Help consumers and sellers have baseline for reasonable price​ points for cars​ by predicting the used car price.

Used Car Price Prediction

Project Objective:

Business Problem:

Asymmetric information, also known as “information failure,” takes place during a transaction where one party has greater material knowledge or better information than the other party.​

“The Market of Lemons: Quality Uncertainty and the Market Mechanism,” by George Akerlof

Consumers face incomplete​ information on used cars. The imbalanced information between sellers and buyers give more power to sellers manipulating the prices and giving buyers uncomfortable buying position. ​

Our Solution:

  • Help consumers stay informed on what features determine car price​
  • Help consumers and sellers have baseline for reasonable price​ points for cars​
  • Better information leads to better decisions on major purchases like cars​

Project Approach:

Project Flow:

We used dataset scraped from Craiglist and complimented the dataset with MSRP dataset. MSRP is a manufacture’s suggested listing price. Initialy intention was to look into price depreciation per car and how beginning and selling prices differ in EDA.

Caveat of using an existing dataset was it lacked recent years of dataset, so we used Scrapy, web-scraping tool, to scrape the necessary data from iSeeCars.com.
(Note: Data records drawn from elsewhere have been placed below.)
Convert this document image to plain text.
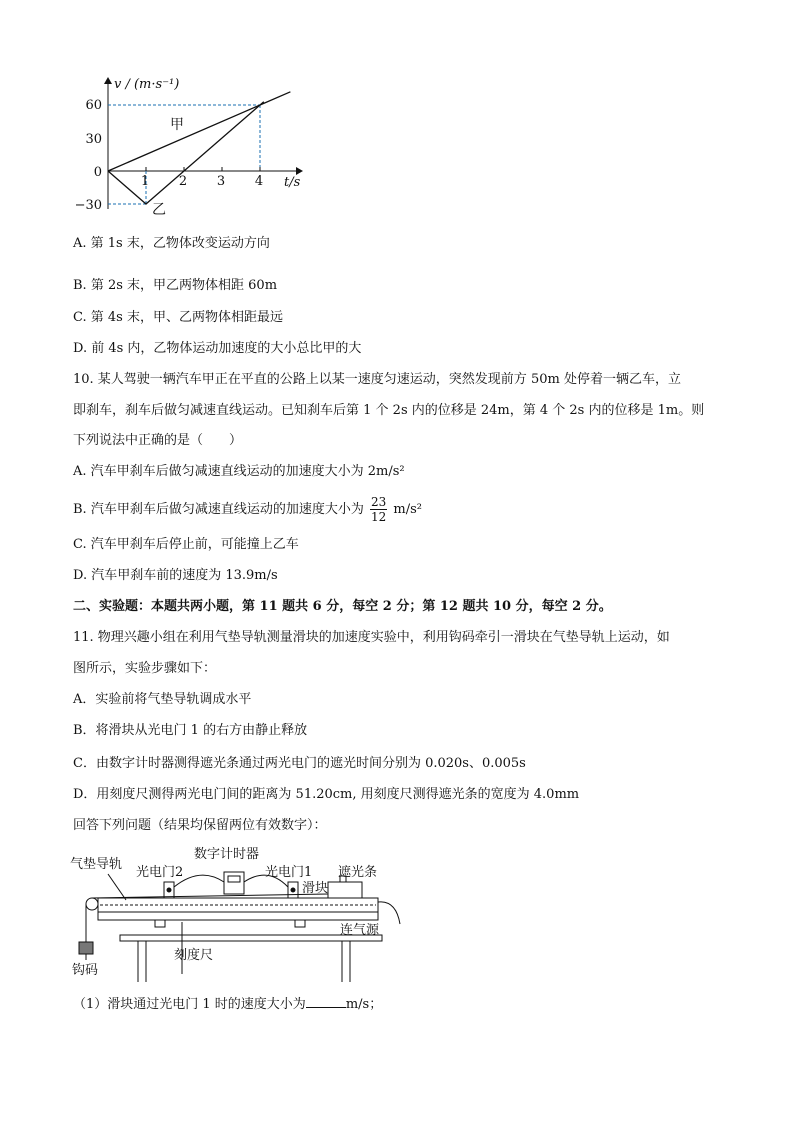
v / (m·s⁻¹)
t/s
60
30
0
−30
1 2 3 4
甲
乙
A. 第 1s 末，乙物体改变运动方向
B. 第 2s 末，甲乙两物体相距 60m
C. 第 4s 末，甲、乙两物体相距最远
D. 前 4s 内，乙物体运动加速度的大小总比甲的大
10. 某人驾驶一辆汽车甲正在平直的公路上以某一速度匀速运动，突然发现前方 50m 处停着一辆乙车，立
即刹车，刹车后做匀减速直线运动。已知刹车后第 1 个 2s 内的位移是 24m，第 4 个 2s 内的位移是 1m。则
下列说法中正确的是（　　）
A. 汽车甲刹车后做匀减速直线运动的加速度大小为 2m/s²
B. 汽车甲刹车后做匀减速直线运动的加速度大小为 $\frac{23}{12} m/s^2$
C. 汽车甲刹车后停止前，可能撞上乙车
D. 汽车甲刹车前的速度为 13.9m/s
二、实验题：本题共两小题，第 11 题共 6 分，每空 2 分；第 12 题共 10 分，每空 2 分。
11. 物理兴趣小组在利用气垫导轨测量滑块的加速度实验中，利用钩码牵引一滑块在气垫导轨上运动，如
图所示，实验步骤如下：
A．实验前将气垫导轨调成水平
B．将滑块从光电门 1 的右方由静止释放
C．由数字计时器测得遮光条通过两光电门的遮光时间分别为 0.020s、0.005s
D．用刻度尺测得两光电门间的距离为 51.20cm, 用刻度尺测得遮光条的宽度为 4.0mm
回答下列问题（结果均保留两位有效数字）：
气垫导轨
光电门2
数字计时器
光电门1
滑块
遮光条
连气源
刻度尺
钩码
（1）滑块通过光电门 1 时的速度大小为	m/s；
Having three datasets to combine, we used Difflib python package and used sequence matcher to match datasets by car models and manufacturers.

In A Nutshell:

As shown above, the project flow starts with data collection. Then, we perform EDA using statistical inference, clustering and topical modelling given textual columns. Then, after data preprocessing, feature engineering and feature selection, we run our selected models and improve our performance via re-engineering and hyperparameter tuning.